Calel Rowe, arguing for (rebuttal):
"Haisley's framing of the argument is clear and convincing, but it misses, I think, several key aspects of both the post-war situation and the present.
"The Unionist-Democrats - and it is, I think, clear they became a unified faction on some level the hour war broke out - identified as the party of pragmatism, but not merely statist pragmatism. When the Congress rejected the Swalwell Act, for example, the Unionists and Democrats justified it in terms of pragmatism, but that pragmatism in their view pointed to a federalist conclusion. 'Whether or not,' as the Representative Nelson put it, 'we recognize abortion as a human right, the plain fact is many of our citizens - within and without loyalist territory - do not. Maintaining their loyalties will require respecting their conclusions, no matter what we think of them.' This pragmatic approach was not just a feature of the war years. A majority of the Unionists and Democrats voted against the Children's Bill of Rights as late as 2039. Some policymakers opposed the standardization of rights across the states and used the neutrality of the federal government as a smokescreen and others sincerely believed in that neutrality, but they all agreed. The country was better off and better united when the federal government recognized the different states and the different communities within those states had different views of human rights having to be respected on some level.

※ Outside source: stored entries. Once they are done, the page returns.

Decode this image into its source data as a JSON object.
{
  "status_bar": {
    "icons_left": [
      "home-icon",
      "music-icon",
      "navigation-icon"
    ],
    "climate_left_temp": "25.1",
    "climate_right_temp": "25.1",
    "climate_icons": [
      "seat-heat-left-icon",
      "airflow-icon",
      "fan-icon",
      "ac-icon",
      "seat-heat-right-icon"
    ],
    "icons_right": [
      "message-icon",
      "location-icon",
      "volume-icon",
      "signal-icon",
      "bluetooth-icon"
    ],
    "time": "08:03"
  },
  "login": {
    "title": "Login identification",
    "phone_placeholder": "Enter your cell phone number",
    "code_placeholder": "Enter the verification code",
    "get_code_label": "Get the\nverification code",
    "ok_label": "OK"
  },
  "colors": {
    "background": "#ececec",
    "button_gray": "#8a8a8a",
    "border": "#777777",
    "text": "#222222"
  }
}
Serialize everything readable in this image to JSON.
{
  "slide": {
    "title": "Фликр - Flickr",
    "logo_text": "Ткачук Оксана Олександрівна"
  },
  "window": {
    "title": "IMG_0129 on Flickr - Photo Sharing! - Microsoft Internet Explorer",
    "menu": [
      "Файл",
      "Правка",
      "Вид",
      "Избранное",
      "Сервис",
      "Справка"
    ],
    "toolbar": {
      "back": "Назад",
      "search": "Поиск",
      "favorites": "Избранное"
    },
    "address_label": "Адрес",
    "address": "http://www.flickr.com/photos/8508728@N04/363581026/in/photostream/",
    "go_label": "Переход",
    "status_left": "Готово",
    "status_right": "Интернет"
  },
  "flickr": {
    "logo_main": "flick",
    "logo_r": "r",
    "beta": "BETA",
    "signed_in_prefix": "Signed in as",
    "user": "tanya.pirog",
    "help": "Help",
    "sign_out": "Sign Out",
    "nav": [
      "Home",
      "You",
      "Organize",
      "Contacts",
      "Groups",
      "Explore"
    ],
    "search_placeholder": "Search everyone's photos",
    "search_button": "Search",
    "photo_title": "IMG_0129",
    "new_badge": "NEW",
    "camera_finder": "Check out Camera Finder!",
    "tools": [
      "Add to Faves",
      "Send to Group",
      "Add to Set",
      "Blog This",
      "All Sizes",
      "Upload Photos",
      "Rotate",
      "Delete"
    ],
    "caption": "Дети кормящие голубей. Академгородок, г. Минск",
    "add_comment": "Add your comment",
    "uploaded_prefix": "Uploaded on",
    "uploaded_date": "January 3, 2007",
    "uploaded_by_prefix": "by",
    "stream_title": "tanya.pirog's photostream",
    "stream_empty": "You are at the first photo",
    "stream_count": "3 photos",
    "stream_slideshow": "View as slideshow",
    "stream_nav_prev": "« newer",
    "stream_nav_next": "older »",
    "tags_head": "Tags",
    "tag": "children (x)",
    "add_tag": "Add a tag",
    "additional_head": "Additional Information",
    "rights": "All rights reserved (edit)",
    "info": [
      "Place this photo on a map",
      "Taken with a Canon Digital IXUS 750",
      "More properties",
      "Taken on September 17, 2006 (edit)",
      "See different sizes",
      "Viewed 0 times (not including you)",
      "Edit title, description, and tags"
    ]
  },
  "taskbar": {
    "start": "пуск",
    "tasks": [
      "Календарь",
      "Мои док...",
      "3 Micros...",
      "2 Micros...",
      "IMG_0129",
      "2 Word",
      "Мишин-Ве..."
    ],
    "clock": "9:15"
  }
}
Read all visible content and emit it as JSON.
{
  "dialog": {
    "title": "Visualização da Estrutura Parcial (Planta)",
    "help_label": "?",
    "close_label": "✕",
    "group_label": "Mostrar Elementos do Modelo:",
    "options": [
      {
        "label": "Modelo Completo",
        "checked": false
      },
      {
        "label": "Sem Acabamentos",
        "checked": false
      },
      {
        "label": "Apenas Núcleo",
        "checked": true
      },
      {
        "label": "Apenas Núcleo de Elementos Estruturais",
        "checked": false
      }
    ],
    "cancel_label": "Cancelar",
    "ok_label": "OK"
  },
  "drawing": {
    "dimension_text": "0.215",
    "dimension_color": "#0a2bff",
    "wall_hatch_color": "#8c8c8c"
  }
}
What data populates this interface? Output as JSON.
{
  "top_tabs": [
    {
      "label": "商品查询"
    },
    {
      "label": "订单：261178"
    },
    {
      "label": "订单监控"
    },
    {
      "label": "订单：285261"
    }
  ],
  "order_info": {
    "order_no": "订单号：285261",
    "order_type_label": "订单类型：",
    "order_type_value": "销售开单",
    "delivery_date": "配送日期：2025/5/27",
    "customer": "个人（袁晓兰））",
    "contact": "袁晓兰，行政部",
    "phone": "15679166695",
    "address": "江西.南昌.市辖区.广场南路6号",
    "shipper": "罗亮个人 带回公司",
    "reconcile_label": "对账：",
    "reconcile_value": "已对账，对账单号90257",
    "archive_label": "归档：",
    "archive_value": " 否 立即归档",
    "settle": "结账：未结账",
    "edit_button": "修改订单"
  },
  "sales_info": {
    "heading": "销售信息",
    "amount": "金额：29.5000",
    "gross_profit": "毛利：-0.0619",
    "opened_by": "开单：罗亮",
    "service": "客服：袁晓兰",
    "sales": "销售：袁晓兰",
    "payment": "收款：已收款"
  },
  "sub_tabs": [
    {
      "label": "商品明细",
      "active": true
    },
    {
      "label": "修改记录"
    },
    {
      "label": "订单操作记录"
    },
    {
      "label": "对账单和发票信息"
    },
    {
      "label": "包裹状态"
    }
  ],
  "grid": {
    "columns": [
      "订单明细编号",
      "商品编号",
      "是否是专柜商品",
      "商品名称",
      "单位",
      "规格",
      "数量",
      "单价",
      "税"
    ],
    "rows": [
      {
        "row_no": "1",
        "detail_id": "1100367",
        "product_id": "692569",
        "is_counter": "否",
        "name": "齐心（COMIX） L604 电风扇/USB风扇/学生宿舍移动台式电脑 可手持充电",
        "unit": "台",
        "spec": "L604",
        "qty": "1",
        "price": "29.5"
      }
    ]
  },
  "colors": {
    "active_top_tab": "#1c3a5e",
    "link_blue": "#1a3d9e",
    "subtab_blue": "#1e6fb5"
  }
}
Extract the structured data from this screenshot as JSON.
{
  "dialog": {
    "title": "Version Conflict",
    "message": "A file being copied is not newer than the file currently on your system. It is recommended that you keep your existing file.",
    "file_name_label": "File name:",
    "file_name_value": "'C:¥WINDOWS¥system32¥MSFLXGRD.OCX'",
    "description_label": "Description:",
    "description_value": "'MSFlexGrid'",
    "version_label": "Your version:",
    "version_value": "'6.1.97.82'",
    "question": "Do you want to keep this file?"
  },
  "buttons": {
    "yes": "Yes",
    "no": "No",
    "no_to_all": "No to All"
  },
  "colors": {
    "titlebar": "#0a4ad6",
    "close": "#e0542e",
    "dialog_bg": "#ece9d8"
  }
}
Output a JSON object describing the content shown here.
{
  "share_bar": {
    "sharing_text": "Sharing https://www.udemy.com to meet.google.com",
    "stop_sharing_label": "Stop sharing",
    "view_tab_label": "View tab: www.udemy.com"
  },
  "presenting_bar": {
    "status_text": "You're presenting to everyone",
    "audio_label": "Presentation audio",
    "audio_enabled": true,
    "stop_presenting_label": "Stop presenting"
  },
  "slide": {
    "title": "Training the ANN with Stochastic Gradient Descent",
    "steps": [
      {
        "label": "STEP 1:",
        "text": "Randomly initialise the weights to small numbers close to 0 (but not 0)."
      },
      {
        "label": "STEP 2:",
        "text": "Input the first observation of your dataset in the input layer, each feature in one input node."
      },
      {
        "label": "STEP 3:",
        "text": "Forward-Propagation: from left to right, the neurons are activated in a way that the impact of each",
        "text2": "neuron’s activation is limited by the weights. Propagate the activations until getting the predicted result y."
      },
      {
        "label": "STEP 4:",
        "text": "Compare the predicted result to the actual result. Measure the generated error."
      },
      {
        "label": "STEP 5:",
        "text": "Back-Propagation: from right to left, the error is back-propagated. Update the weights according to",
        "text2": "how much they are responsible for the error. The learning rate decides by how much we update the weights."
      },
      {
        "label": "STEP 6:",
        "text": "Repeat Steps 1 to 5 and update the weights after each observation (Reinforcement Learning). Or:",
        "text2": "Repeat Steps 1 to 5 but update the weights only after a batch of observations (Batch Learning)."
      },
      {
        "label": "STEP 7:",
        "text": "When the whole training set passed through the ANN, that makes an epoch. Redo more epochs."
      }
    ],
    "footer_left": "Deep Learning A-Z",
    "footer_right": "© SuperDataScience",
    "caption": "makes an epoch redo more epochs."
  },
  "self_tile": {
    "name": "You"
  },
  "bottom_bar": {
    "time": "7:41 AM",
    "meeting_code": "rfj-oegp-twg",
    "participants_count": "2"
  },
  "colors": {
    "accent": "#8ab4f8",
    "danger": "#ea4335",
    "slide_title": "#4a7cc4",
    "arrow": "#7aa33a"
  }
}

"Sound like anyone we know?
"Neither was this willingness to make choices that would seem heterodox today limited to the Unionist-Democrats. Their opposition did, indeed, take stands in favor of federalist autonomy in several cases, but this was not only not a universal commitment but not even a consistent pattern. Representatives from the People's Party in the Congress voted to mandate state and local governments recognize polyamorous marriages, end practices like pretrial detention and pervasive imprisonment, and expand supportive housing programs. Their position was clear. There was a baseline level of rights every American should expect to have. State, local, and tribal governments could innovate atop those rights within bounds, but they could neither reinterpret nor ignore them if that meant people would lose their rights. Because, furthermore, of the long history of federalism as a tool of oppression, those innovations should be regarded with skepticism outside of a few specific cases.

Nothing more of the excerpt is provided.